Turkish Rebar Export Demand Expected To Be Weak In Q1

The export demand for Turkish rebar is expected to remain slow during the first quarter of 2022, driven by strong competition amid protective safeguard measures in export markets like Europe and the US, sources said.
Driven by slow demand, rebar export prices also came under pressure amid high energy costs, a strong scrap market and depreciating Lira by the end of 2021. Turkish mills had tried to maintain elevated workable levels for possible rebar deals in the export market.
One European buyer expects prices to weaken further in the near term. “I foresee another decrease in prices in the upcoming weeks. The market is weak in general and [Turkish exporters] will need to fight for exports if they want to do business,” he said.
Demand outlook
Most sources are expecting a weak market during the first quarter. One Turkish trader anticipated a weak start to the Turkish rebar export market as the new year began, driven by low demand.
Another trading source indicated that demand for Turkish rebars in the export market might remain low in the near term as Turkish mills are facing strong competition in markets like the Far East and the Europe and the US, which have seen protective measures.
“We really need to see more upside in iron ore prices for Turkey to compete in Asia, now with Vietnam selling rebars to Singapore and Middle Eastern mills and being competitive as well,” the trading source told Platts.
“Buyers need to come into the market. There is very little competitiveness for Turkish rebar,” he said. “In the Europe and the US, there are barriers to enter that makes us uncompetitive like quotas and Section 232. And then there is competition from Algeria [in the US] as well. Otherwise, I think that the base price for Turkish rebars is quite competitive for these markets,” the source added.
Turkish mills’ rebar exports to the US fell to 226,200 mt over January to November 2021, from 386,400 mt over the same period in 2020, according to the Turkish Statistical Institute (TUIK) data released Dec. 31.
For countries like Romania and Albania in the Balkan region of Europe, TUIK data showed total shipments of approximately 110,709 mt to Romania over January-November in 2021, up around 45% from the same period in 2020, and exports totaling around 117,413 mt to Albania over the first 11-month period of 2021, an over 200% increase in sales over the same period in 2020.
EU safeguard quotas
The European Commission’s periodic review into its steel import safeguard measures has been brought forward to January from the expected February or March 2022. The review will also assess changes in the US Section 232 tariffs and its impact on steel trade flows. Market participants will have until Jan. 10 to submit their opinions on the matter.

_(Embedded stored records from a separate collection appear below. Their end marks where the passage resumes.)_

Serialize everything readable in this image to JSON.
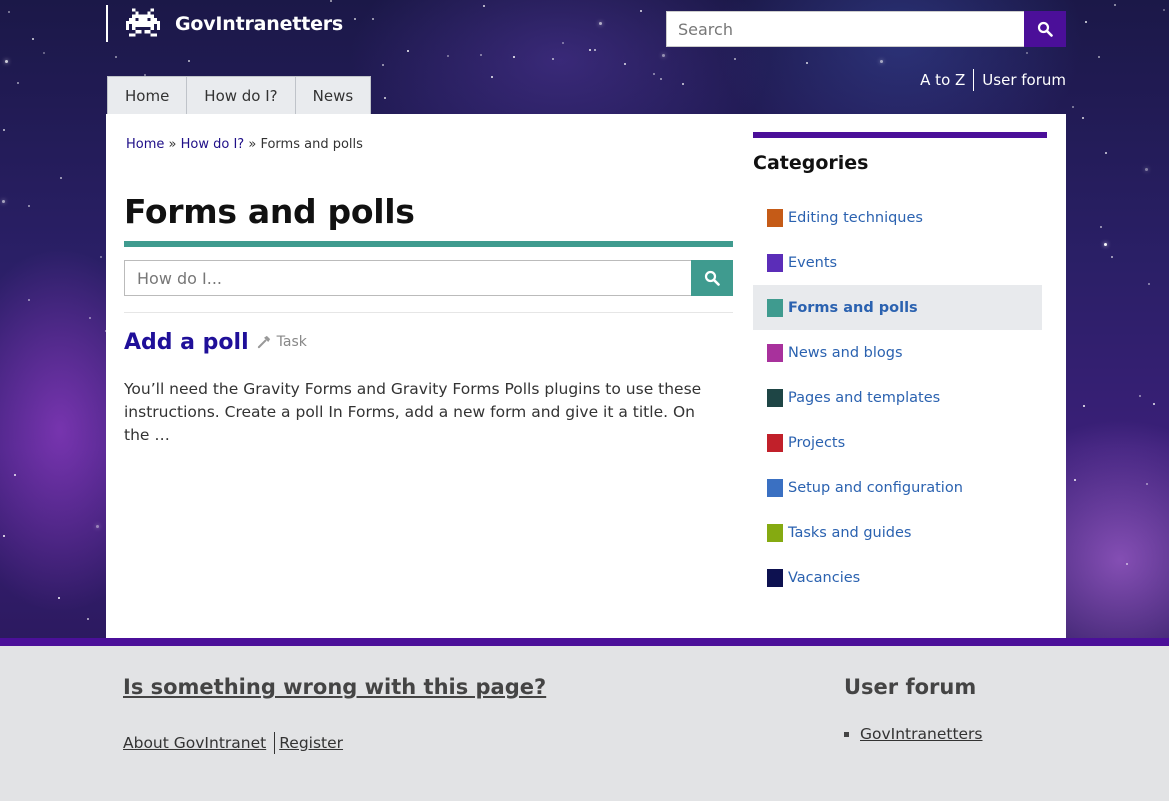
{
  "site": {
    "name": "GovIntranetters"
  },
  "search": {
    "placeholder": "Search"
  },
  "utility_links": [
    "A to Z",
    "User forum"
  ],
  "nav": {
    "tabs": [
      "Home",
      "How do I?",
      "News"
    ]
  },
  "breadcrumb": {
    "home": "Home",
    "sep1": "»",
    "howdoi": "How do I?",
    "sep2": "»",
    "current": "Forms and polls"
  },
  "page": {
    "title": "Forms and polls",
    "howdoi_placeholder": "How do I..."
  },
  "result": {
    "title": "Add a poll",
    "type": "Task",
    "excerpt": "You’ll need the Gravity Forms and Gravity Forms Polls plugins to use these instructions. Create a poll In Forms, add a new form and give it a title. On the …"
  },
  "categories": {
    "heading": "Categories",
    "items": [
      {
        "label": "Editing techniques",
        "color": "#c55b17"
      },
      {
        "label": "Events",
        "color": "#5b2db8"
      },
      {
        "label": "Forms and polls",
        "color": "#3f9b8f"
      },
      {
        "label": "News and blogs",
        "color": "#a8319c"
      },
      {
        "label": "Pages and templates",
        "color": "#1e4545"
      },
      {
        "label": "Projects",
        "color": "#c1202a"
      },
      {
        "label": "Setup and configuration",
        "color": "#3a70c2"
      },
      {
        "label": "Tasks and guides",
        "color": "#85aa11"
      },
      {
        "label": "Vacancies",
        "color": "#0d1150"
      }
    ],
    "active_index": 2
  },
  "footer": {
    "feedback_link": "Is something wrong with this page?",
    "about_link": "About GovIntranet",
    "register_link": "Register",
    "forum_heading": "User forum",
    "forum_links": [
      "GovIntranetters"
    ]
  },
  "colors": {
    "brand_purple": "#4b0f99",
    "accent_teal": "#3f9b8f",
    "link_blue": "#1f0f99"
  }
}
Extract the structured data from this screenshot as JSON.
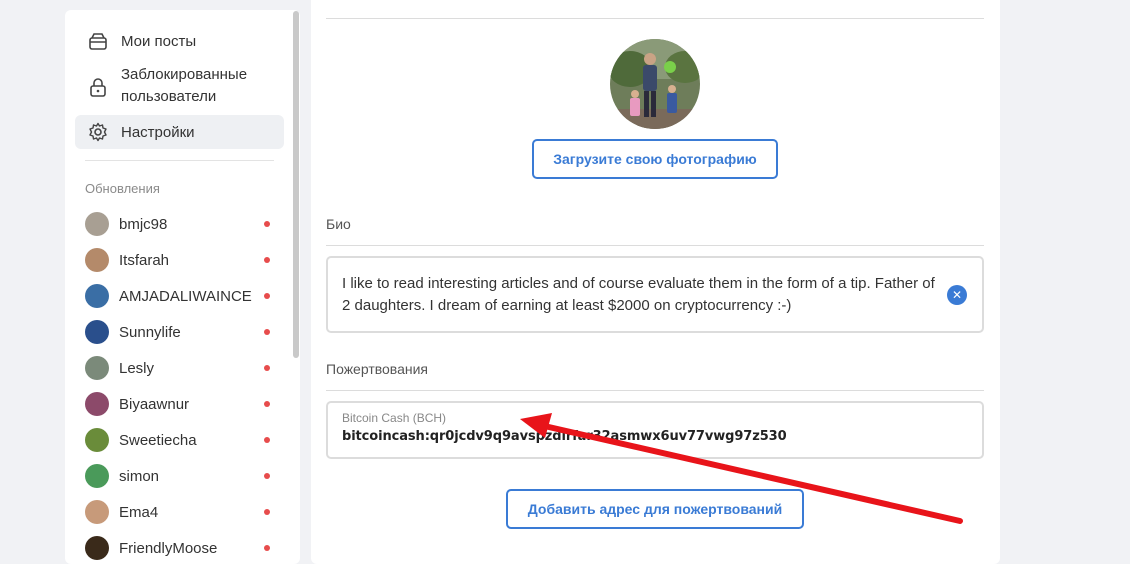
{
  "sidebar": {
    "nav": [
      {
        "label": "Мои посты",
        "icon": "inbox-icon"
      },
      {
        "label": "Заблокированные пользователи",
        "icon": "lock-icon"
      },
      {
        "label": "Настройки",
        "icon": "gear-icon"
      }
    ],
    "updates_label": "Обновления",
    "updates": [
      {
        "name": "bmjc98",
        "avatar_color": "#a89f93"
      },
      {
        "name": "Itsfarah",
        "avatar_color": "#b48a6a"
      },
      {
        "name": "AMJADALIWAINCE",
        "avatar_color": "#3a6ea5"
      },
      {
        "name": "Sunnylife",
        "avatar_color": "#2a4f8c"
      },
      {
        "name": "Lesly",
        "avatar_color": "#7b8a7a"
      },
      {
        "name": "Biyaawnur",
        "avatar_color": "#8c4a6a"
      },
      {
        "name": "Sweetiecha",
        "avatar_color": "#6a8c3a"
      },
      {
        "name": "simon",
        "avatar_color": "#4a9a5a"
      },
      {
        "name": "Ema4",
        "avatar_color": "#c79a7a"
      },
      {
        "name": "FriendlyMoose",
        "avatar_color": "#3a2a1a"
      }
    ]
  },
  "main": {
    "upload_button": "Загрузите свою фотографию",
    "bio_label": "Био",
    "bio_text": "I like to read interesting articles and of course evaluate them in the form of a tip. Father of 2 daughters. I dream of earning at least $2000 on cryptocurrency :-)",
    "donations_label": "Пожертвования",
    "donation": {
      "type": "Bitcoin Cash (BCH)",
      "address": "bitcoincash:qr0jcdv9q9avspzdlrfar32asmwx6uv77vwg97z530"
    },
    "add_donation_button": "Добавить адрес для пожертвований"
  },
  "colors": {
    "accent": "#3a7bd5",
    "arrow": "#e8141a",
    "notification_dot": "#e74c4c"
  }
}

“Turkish rebars should be at a price where we could put the quota costs in and be competitive, otherwise they will lose the market share,” one European trader said.
“I would suggest the rebar producers share the European quota among themselves according to a repartition key so they can maximize their sales. It has become a question of quota as normal competition cannot be observed in this European frame anymore,” the European trader added.
Amid the ongoing measures safeguarding against steel imports into the European Union, Turkish mills faced challenges with exports into Europe following the October-December 2021 quota period.
Sources said that Turkish mills had sold over 100,000 mt of rebar to Europe, exceeding its country-specific quota of 61,938 mt, with excess shipments stored at the ports awaiting clearance during the January-March quota period, hampering opportunities for future sales into the region till the existing shipments are cleared.
The January-March quota period opened Jan. 1 for Turkish-origin rebar imports into Europe. Approximately 58,173 mt of Turkish-origin rebar imports into the EU was awaiting allocation at around 6 pm London time on Jan. 3, while the total country specific quota stood at 60,591 mt.
Rebar exports
Turkish steel mills’ rebar exports during January-November 2021 rose 30% year on year to 6.88 million mt, according to the TUIK data. The revenue generated from those exports was 92% higher at $4.37 billion amid globally higher steel prices.
According to the data, Israel remained Turkey’s largest rebar export destination during the first 11 months of 2021 at 1.02 million mt, up 20% on the year, while shipments to Yemen saw little change at 856,400 mt.
Singapore became one of Turkey’s largest rebar export destinations by taking 644,800 mt, some 400,000 mt higher on the year, while shipments to Hong Kong totaled 427,500 mt.